I'll just make that my main method for testing now.

[Hugh Robjohns]

I was planning on testing it that way too, just to see if impedance happened to be a factor (perhaps there's no way it would be?)

It won't be...

Almost all current analogue audio gear employs a voltage-matched interface paradigm, and that requires a low source output impedance feeding a substantially higher destination input impedance (typically 10x).

This ensures the transfer of the maximum possible signal voltage from the source to the destination, which is what we want. Or, put another way, it avoids losing signal voltage as it passes through the interface.

M ost microphones have an output impedance of 150-200 Ohms, and mic preamps typically present an input impedance of between 1500 and 5000 ohms — in other words, at least 10x higher than the output impedance.

Line level equipment output impedance is often very similar to a microphone at around 75-150 Ohms, but may be as high as 1000 Ohms in some cases.
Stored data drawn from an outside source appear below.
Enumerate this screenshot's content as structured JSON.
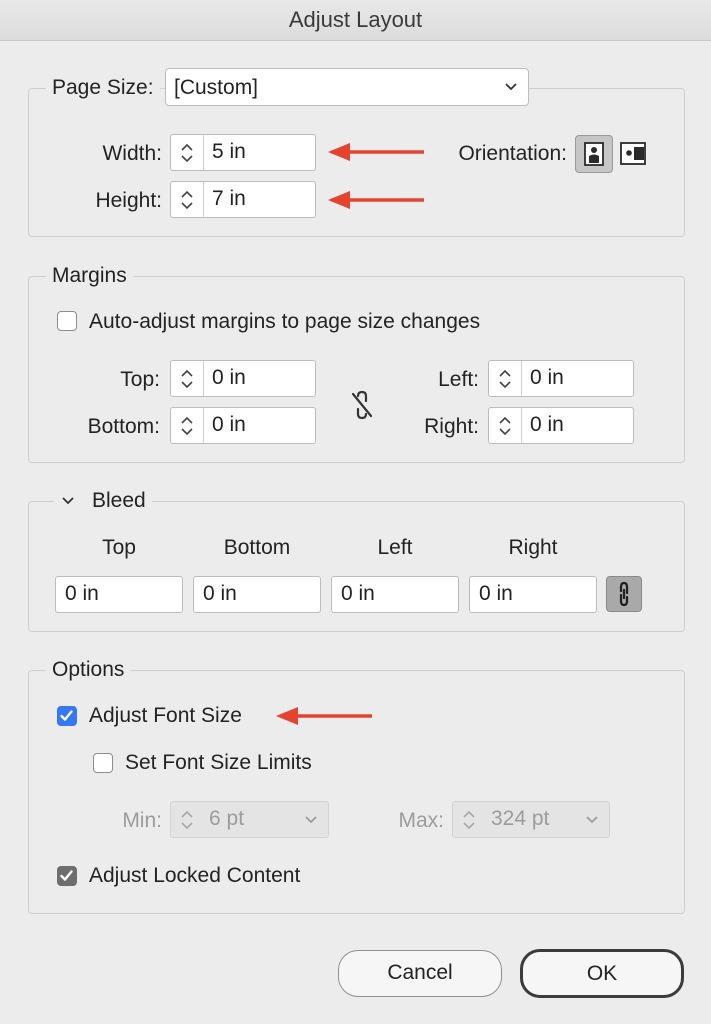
{
  "window": {
    "title": "Adjust Layout"
  },
  "page_size": {
    "label": "Page Size:",
    "value": "[Custom]",
    "width_label": "Width:",
    "width_value": "5 in",
    "height_label": "Height:",
    "height_value": "7 in",
    "orientation_label": "Orientation:",
    "orientation_selected": "portrait"
  },
  "margins": {
    "legend": "Margins",
    "auto_adjust_label": "Auto-adjust margins to page size changes",
    "auto_adjust_checked": false,
    "top_label": "Top:",
    "top_value": "0 in",
    "bottom_label": "Bottom:",
    "bottom_value": "0 in",
    "left_label": "Left:",
    "left_value": "0 in",
    "right_label": "Right:",
    "right_value": "0 in",
    "linked": false
  },
  "bleed": {
    "legend": "Bleed",
    "columns": [
      "Top",
      "Bottom",
      "Left",
      "Right"
    ],
    "values": [
      "0 in",
      "0 in",
      "0 in",
      "0 in"
    ],
    "linked": true
  },
  "options": {
    "legend": "Options",
    "adjust_font_size_label": "Adjust Font Size",
    "adjust_font_size_checked": true,
    "set_limits_label": "Set Font Size Limits",
    "set_limits_checked": false,
    "min_label": "Min:",
    "min_value": "6 pt",
    "max_label": "Max:",
    "max_value": "324 pt",
    "adjust_locked_label": "Adjust Locked Content",
    "adjust_locked_checked": true
  },
  "buttons": {
    "cancel": "Cancel",
    "ok": "OK"
  },
  "colors": {
    "accent": "#3478f6",
    "arrow": "#e5432d"
  }
}
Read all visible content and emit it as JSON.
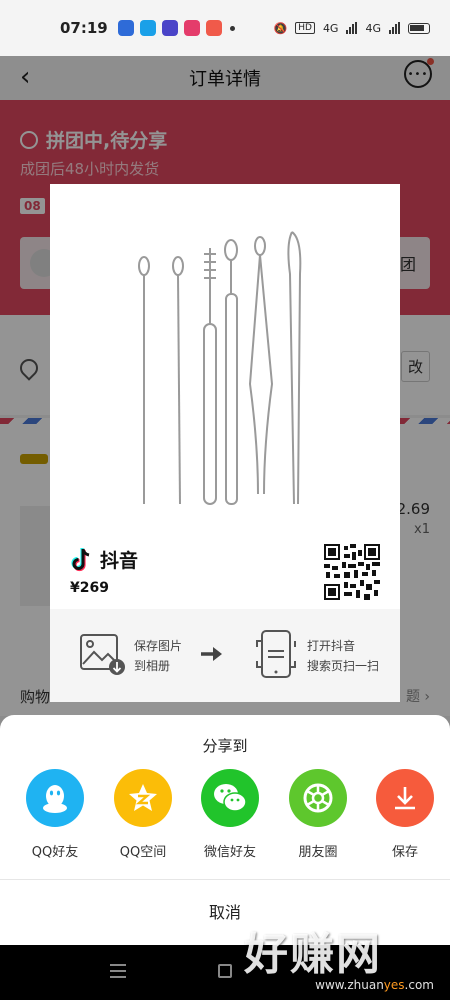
{
  "status_bar": {
    "time": "07:19",
    "network": "4G",
    "network2": "4G",
    "hd": "HD"
  },
  "header": {
    "title": "订单详情"
  },
  "order": {
    "status": "拼团中,待分享",
    "sub": "成团后48小时内发货",
    "countdown": "08",
    "invite_button": "团",
    "edit_button": "改",
    "price_partial": "2.69",
    "qty": "x1",
    "shopping_label": "购物",
    "question_link": "题 ›"
  },
  "card": {
    "brand_name": "抖音",
    "price": "¥269",
    "step1_line1": "保存图片",
    "step1_line2": "到相册",
    "step2_line1": "打开抖音",
    "step2_line2": "搜索页扫一扫"
  },
  "share_sheet": {
    "title": "分享到",
    "items": [
      {
        "label": "QQ好友",
        "icon": "qq-icon",
        "color": "#1fb3f2"
      },
      {
        "label": "QQ空间",
        "icon": "qzone-icon",
        "color": "#fbbd08"
      },
      {
        "label": "微信好友",
        "icon": "wechat-icon",
        "color": "#21c42b"
      },
      {
        "label": "朋友圈",
        "icon": "moments-icon",
        "color": "#5ec72d"
      },
      {
        "label": "保存",
        "icon": "save-icon",
        "color": "#f65b3c"
      }
    ],
    "cancel": "取消"
  },
  "watermark": {
    "big": "好赚网",
    "small_a": "www.zhuan",
    "small_yes": "yes",
    "small_b": ".com"
  }
}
Line input impedance is usually between 10,000 and 50,000 Ohms — so substantially higher than most mic preamps.

Obviously, this is a lot more than 10x higher (in most cases), and that's intentional — it's to allow one output to feed multiple inputs simultaneously (eg. mixing desk out feeding three tape recorders in parallel) with a negligible loss of signal level. (This arrangement is called bridging, or a bridging input).

Nevertheless, a modern line output with a source impedance of around 100 Ohms will still be perfectly happy feeding a mic preamp input of more than 1500 Ohms as it is still over 10x higher.

So, as said previously, for the majority of analogue audio connections, impedance is only very rarely an issue.

Exceptions include electric guitars and passive loudspeakers, amongst others....

[Wonks]

As wonks says, you need to be careful if using any FFT type display as the low end data can easily become very misleading.

Is this always the case with FFT type EQ plugins? Are there any SoS articles on this to help understand how better to accurately interpret low end using these kinds of plugins?

It’s normally the case that they favour higher frequency update times than LF accuracy. If you want to test an EQ’s frequency display, then a pink noise source then a high pass filter with say a 48dB/octave (or steeper) slope and then your EQ plug-in’s display should give you an indication of how low you can trust the EQ’s frequency display by adjusting the LF cutoff frequency.

Start quite high, say 1kHz, with the high pass filter, and then lower the frequency. You’ll discover a point where the filter starts having very little effect on the frequency display.

It’s normally quite low, 50Hz or so, before the frequency plot becomes inaccurate. But that is the reason why you seem to have a lot of low frequency sound in your recordings when looking at EQ displays despite your ears telling you otherwise.

Most DAWs allow you to select a block of recorded sound and display a frequency analysis of it. This should be accurate. It’s just the real time displays that can be inaccurate at low frequencies. EQ frequency display parameters are generally fixed, whilst frequency scopes like Span normally have adjustable parameters. Which is why it’s important to use and trust your ears whilst dealing with EQ displays. If you are looking at low frequencies, then having Span (or other frequency scope-style plugins - I generally use the Melda scope) after the EQ, set to a large sample size so you can view the LF content, is very useful.

Alternatively use a graphic bar graph frequency display, where the sample period is optimised for each frequency band.

[cashhewn]

Many thanks for this thorough information Wonks!

[EmbraceRandom]

Thank you both again! Very grateful for you both.